Toby Young given 27-month federal sentence

? The dog handler who helped a Lansing Correctional Facility inmate escape last year was sentenced Tuesday to 27 months in federal prison.

“I trust your judgment and God’s,” said Toby Young as she stood with tears in her eyes before Federal Judge John Lungstrum moments before he passed sentence.

Young, a Piper area resident, helped convicted murderer John M. Manard escape in February 2006 by hiding him inside a dog crate in a van she used for a dog-training program at the prison. They were captured two weeks later in Tennessee.

Young was sentenced to 21 months in state prison after pleading guilty to aiding and abetting aggravated prison escape and introducing contraband into the prison. In March she pleaded guilty to the federal charge of knowingly providing a firearm to a felon.

“I sincerely hope you have learned a lesson from this,” Lungstrum told Young. “What you did could have led to far more tragic results.”

The federal sentence will run concurrently to the state sentence and Young will be credited with the time she already has served for the state.

“I just want to say I am truly sorry for my actions,” Young said. “I wish I could take them back.”

Lungstrum’s sentence was longer than Young’s federal public defender, Michael Harris, had requested, but it was considerably shorter than the five-year sentence sought by assistant U.S. Attorney Terra Morehead.

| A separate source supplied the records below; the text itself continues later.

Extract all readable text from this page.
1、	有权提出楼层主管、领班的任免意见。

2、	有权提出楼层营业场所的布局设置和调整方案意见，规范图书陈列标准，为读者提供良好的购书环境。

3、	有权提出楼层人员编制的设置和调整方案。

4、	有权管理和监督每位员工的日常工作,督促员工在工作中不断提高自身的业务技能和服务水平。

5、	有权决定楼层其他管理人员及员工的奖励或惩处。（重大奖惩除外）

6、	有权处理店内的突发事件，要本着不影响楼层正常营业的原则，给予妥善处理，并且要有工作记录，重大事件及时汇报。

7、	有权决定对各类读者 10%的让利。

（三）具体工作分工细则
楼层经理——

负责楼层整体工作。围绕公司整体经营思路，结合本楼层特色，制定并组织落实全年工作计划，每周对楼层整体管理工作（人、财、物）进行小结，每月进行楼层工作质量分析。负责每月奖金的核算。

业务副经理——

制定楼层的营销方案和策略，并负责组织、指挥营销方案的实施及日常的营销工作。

Harris asked the judge for a 25-month sentence, which would mean her prison time for both federal and state convictions would be over in November. Now her additional six months will be served in a federal prison.

“She pled guilty and accepted her responsibility,” Harris said during a lengthy sentencing hearing.

Morehead argued for a harsher sentence because of the seriousness of the federal charge and the disruption and concern it caused prison and law enforcement authorities. If Manard’s case had been handled in federal court he would have faced a mandatory five-year sentence for having a gun, Morehead said.

“I think the fact that the weapon was not used was a miracle,” she said.

Lansing Warden David McKune, called by Morehead to testify, said Young and Manard developed an elaborate plan to pull off the escape. He also said officers thought there was a high potential for violence if Manard were confronted.

“It is up there in the top among the best plans I’ve ever seen,” McKune said. “Initially our biggest fear was that (Young) had been taken hostage.”

After they were captured, Manard and Young violated prison rules by communicating with each other by mail, said Charles Nance, an investigator with the Kansas Department of Corrections who also testified. The two sent letters to each other by having third parties include them in their envelopes.

Harris argued that Manard and Young wanted the guns for protection because they took a considerable amount of money with them when they fled to Tennessee. He noted the guns were still in the cabin the couple were staying in when they were arrested outside a shopping center.

In January, Manard pleaded guilty in Leavenworth County District Court to one count of felony escape. In February he was sentenced to an additional 130 months in prison. At the time of the escape he was serving a life sentence for first-degree murder, aggravated robbery and criminal possession of a firearm for a 1996 carjacking and murder of a Johnson County man.